Так, перебрасываясь словами, как снежками, добытчики воды, утопая по колено в снегу, достигли землянки.
— Долго вы ходите, мужики! Рискуете без обеда остаться, — пробурчал повар.
— Ничего, протопчем тропинку — будет легче бегать!
После обеда подъехали два трелёвщика — и сразу всё ожило! Появился рабочий настрой, который переключил бригаду на другой ритм. Оживился разговор, исчезла излишняя суета. Только Стёпа был напряжён: «Ещё бы… доверили самостоятельную работу, ничего, что она самая неквалифицированная, но ответственная — сучкоруб».
Трактористы остались обедать. Бригада лесозаготовителей двинулась на деляну. Пока добрались до вершины сопки по глубокому рыхлому снегу, спина у Стёпы вспотела. Ещё бы: ватные стёганые штаны, телогрейка, шапка с опущенными клапанами… Но здесь ничего не поделаешь: мороз за сорок — при другой амуниции долго не поработаешь.
Резкий звук бензопилы «Дружба» сработал как сигнал начала заготовки леса.
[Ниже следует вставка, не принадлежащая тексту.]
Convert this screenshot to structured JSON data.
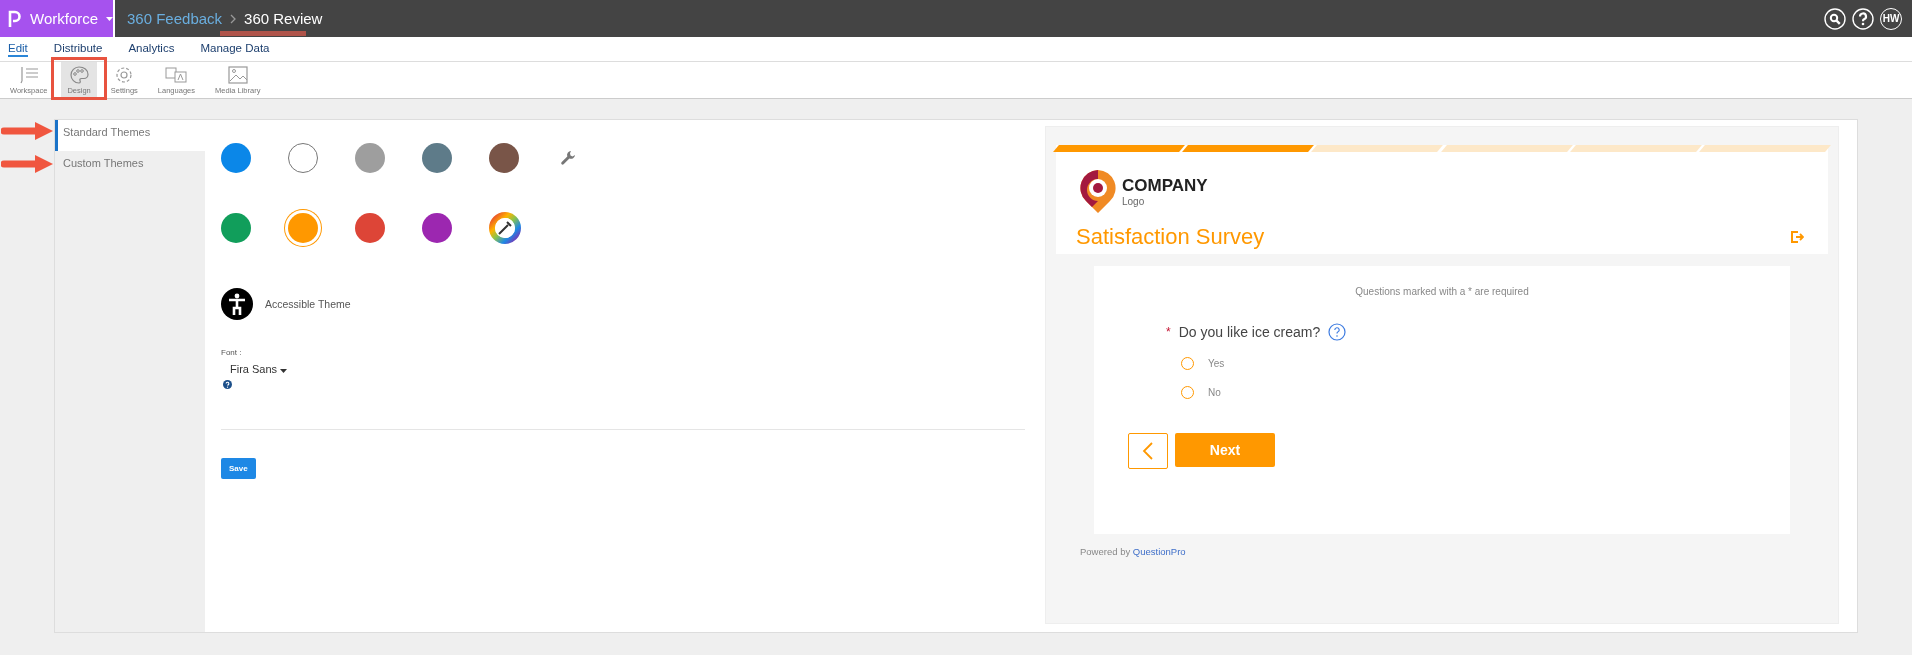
{
  "topbar": {
    "brand": "Workforce",
    "breadcrumb": [
      {
        "label": "360 Feedback",
        "current": false
      },
      {
        "label": "360 Review",
        "current": true
      }
    ],
    "avatar": "HW"
  },
  "menu": [
    {
      "label": "Edit",
      "selected": true
    },
    {
      "label": "Distribute",
      "selected": false
    },
    {
      "label": "Analytics",
      "selected": false
    },
    {
      "label": "Manage Data",
      "selected": false
    }
  ],
  "toolbar": [
    {
      "label": "Workspace",
      "kind": "workspace",
      "selected": false
    },
    {
      "label": "Design",
      "kind": "design",
      "selected": true
    },
    {
      "label": "Settings",
      "kind": "settings",
      "selected": false
    },
    {
      "label": "Languages",
      "kind": "languages",
      "selected": false
    },
    {
      "label": "Media Library",
      "kind": "media",
      "selected": false
    }
  ],
  "sidebar": [
    {
      "label": "Standard Themes",
      "selected": true
    },
    {
      "label": "Custom Themes",
      "selected": false
    }
  ],
  "swatch_rows": [
    [
      {
        "kind": "swatch",
        "color": "#0b87e8",
        "selected": false
      },
      {
        "kind": "swatch",
        "color": "#ffffff",
        "selected": false
      },
      {
        "kind": "swatch",
        "color": "#9e9e9e",
        "selected": false
      },
      {
        "kind": "swatch",
        "color": "#5e7b89",
        "selected": false
      },
      {
        "kind": "swatch",
        "color": "#795548",
        "selected": false
      },
      {
        "kind": "tool"
      }
    ],
    [
      {
        "kind": "swatch",
        "color": "#119e5b",
        "selected": false
      },
      {
        "kind": "swatch",
        "color": "#ff9800",
        "selected": true
      },
      {
        "kind": "swatch",
        "color": "#dd4537",
        "selected": false
      },
      {
        "kind": "swatch",
        "color": "#9c27b0",
        "selected": false
      },
      {
        "kind": "picker"
      }
    ]
  ],
  "accessible_theme": "Accessible Theme",
  "font": {
    "label": "Font :",
    "value": "Fira Sans"
  },
  "save": "Save",
  "preview": {
    "progress": [
      {
        "filled": true
      },
      {
        "filled": true
      },
      {
        "filled": false
      },
      {
        "filled": false
      },
      {
        "filled": false
      },
      {
        "filled": false
      }
    ],
    "company": "COMPANY",
    "logo_sub": "Logo",
    "title": "Satisfaction Survey",
    "required_note": "Questions marked with a * are required",
    "question": {
      "required": true,
      "required_marker": "*",
      "text": "Do you like ice cream?",
      "options": [
        {
          "label": "Yes",
          "selected": false
        },
        {
          "label": "No",
          "selected": false
        }
      ]
    },
    "next": "Next",
    "powered_by": "Powered by",
    "powered_link": "QuestionPro"
  }
}
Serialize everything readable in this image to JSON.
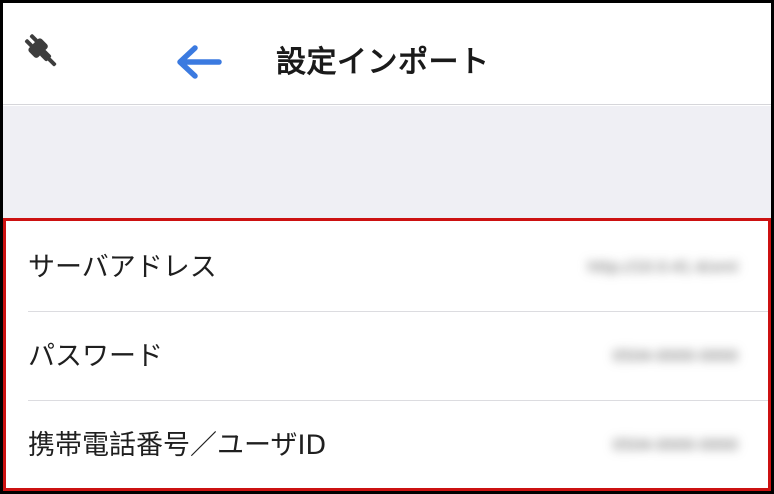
{
  "header": {
    "left_icon": "plug-icon",
    "back_icon": "arrow-left-icon",
    "title": "設定インポート",
    "accent_color": "#3b7ae0"
  },
  "settings": {
    "border_color": "#cc1111",
    "items": [
      {
        "label": "サーバアドレス",
        "value": "http://10.0.41.4/xml"
      },
      {
        "label": "パスワード",
        "value": "0504-0000-0000"
      },
      {
        "label": "携帯電話番号／ユーザID",
        "value": "0504-0000-0000"
      }
    ]
  }
}
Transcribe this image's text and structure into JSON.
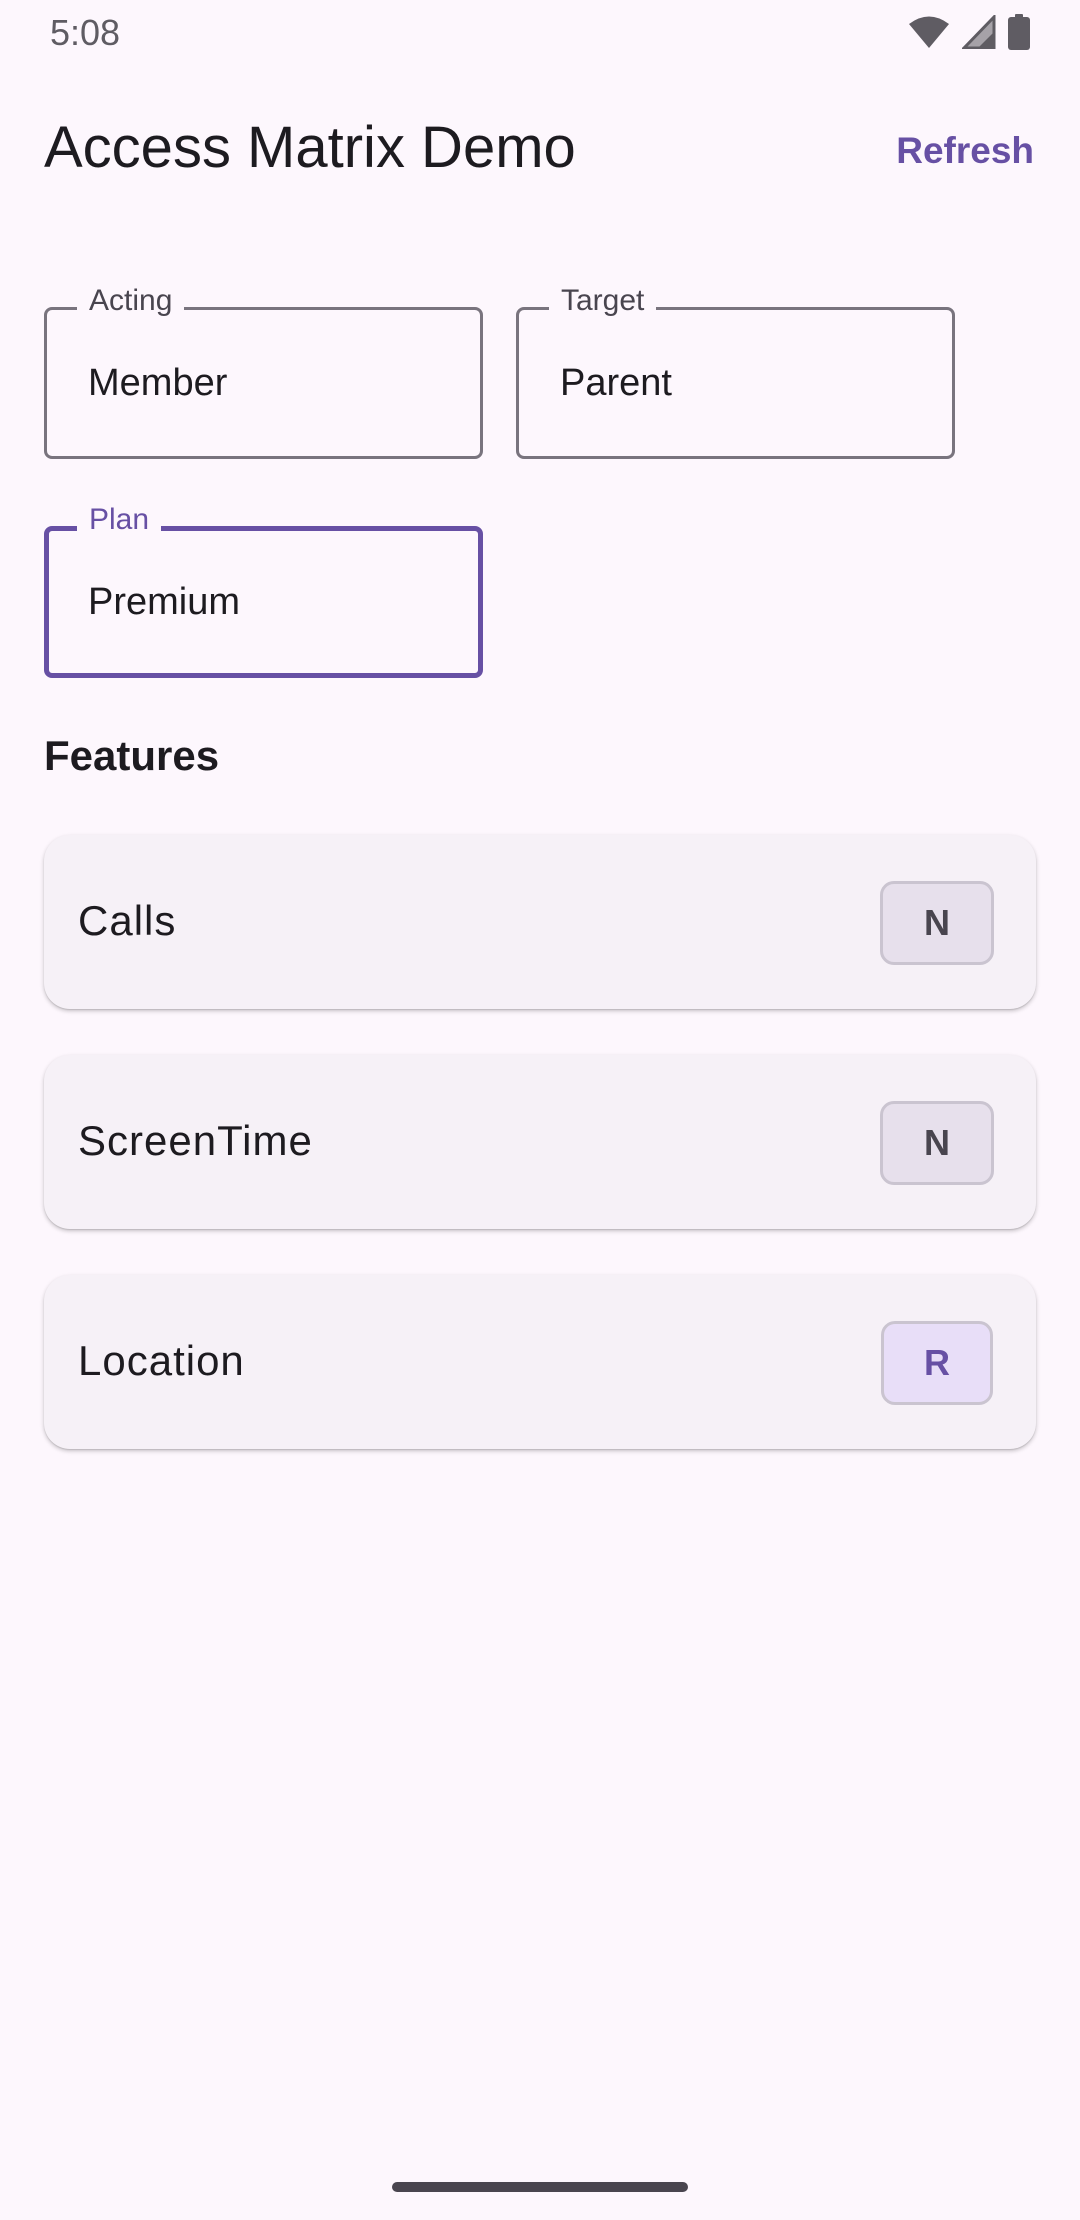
{
  "status_bar": {
    "time": "5:08",
    "icons": [
      "wifi-icon",
      "signal-icon",
      "battery-icon"
    ]
  },
  "app_bar": {
    "title": "Access Matrix Demo",
    "refresh_label": "Refresh"
  },
  "fields": {
    "acting": {
      "label": "Acting",
      "value": "Member"
    },
    "target": {
      "label": "Target",
      "value": "Parent"
    },
    "plan": {
      "label": "Plan",
      "value": "Premium"
    }
  },
  "features": {
    "title": "Features",
    "items": [
      {
        "name": "Calls",
        "access": "N"
      },
      {
        "name": "ScreenTime",
        "access": "N"
      },
      {
        "name": "Location",
        "access": "R"
      }
    ]
  },
  "colors": {
    "background": "#fdf7fd",
    "accent": "#6750a4",
    "card": "#f6f1f7",
    "badge_neutral": "#e7e0ec",
    "badge_granted": "#e8def8"
  }
}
Первое дерево упало с шумом, мёрзлые ветки с треском ломались, отлетая от ствола на приличное расстояние.
— Твоя задача заподлицо обрубать сучья, стаскивать их в кучу и сразу сжигать, — обратился к Стёпе Наум Иванович. — Да смотри, чтобы даже спрятавшиеся в снег сучья были найдены и преданы огню.
— Понятно.
— Что-то ты невесело отвечаешь, дружок.
— Да вот боюсь, что не успею за бригадой.
— Не будешь сачковать — справишься! А ты делай так: кто подойдёт к костру греться или сушиться, не пускай без веток.
— Вас тоже не подпущу!
— Вот это разговор уже серьёзный! За работу! С Богом!.. Стоп! А ты держал топор в руках?
— В детстве дрова колол, отцу помогал по мелочам да на уроках труда в школе. А этим летом приходилось брёвна кантовать[11]: в Серышеве строили парикмахерскую.
— Тогда я спокоен… Чего мне бояться?
— «Лесорубы! Ничего нас не берёт: ни пожары, ни морозы!» — запел Стёпа и, разгребая снег ногами и размахивая в такт песни топором, двинулся к комлю спиленной сосны. Принял удобную стойку — и с плеча резко рубанул топором по основанию толстой ветки. Звон топора разнёсся эхом по деляне, насквозь промороженная ветка со звоном отлетела от ствола. Стёпа остался доволен. Работа закипела.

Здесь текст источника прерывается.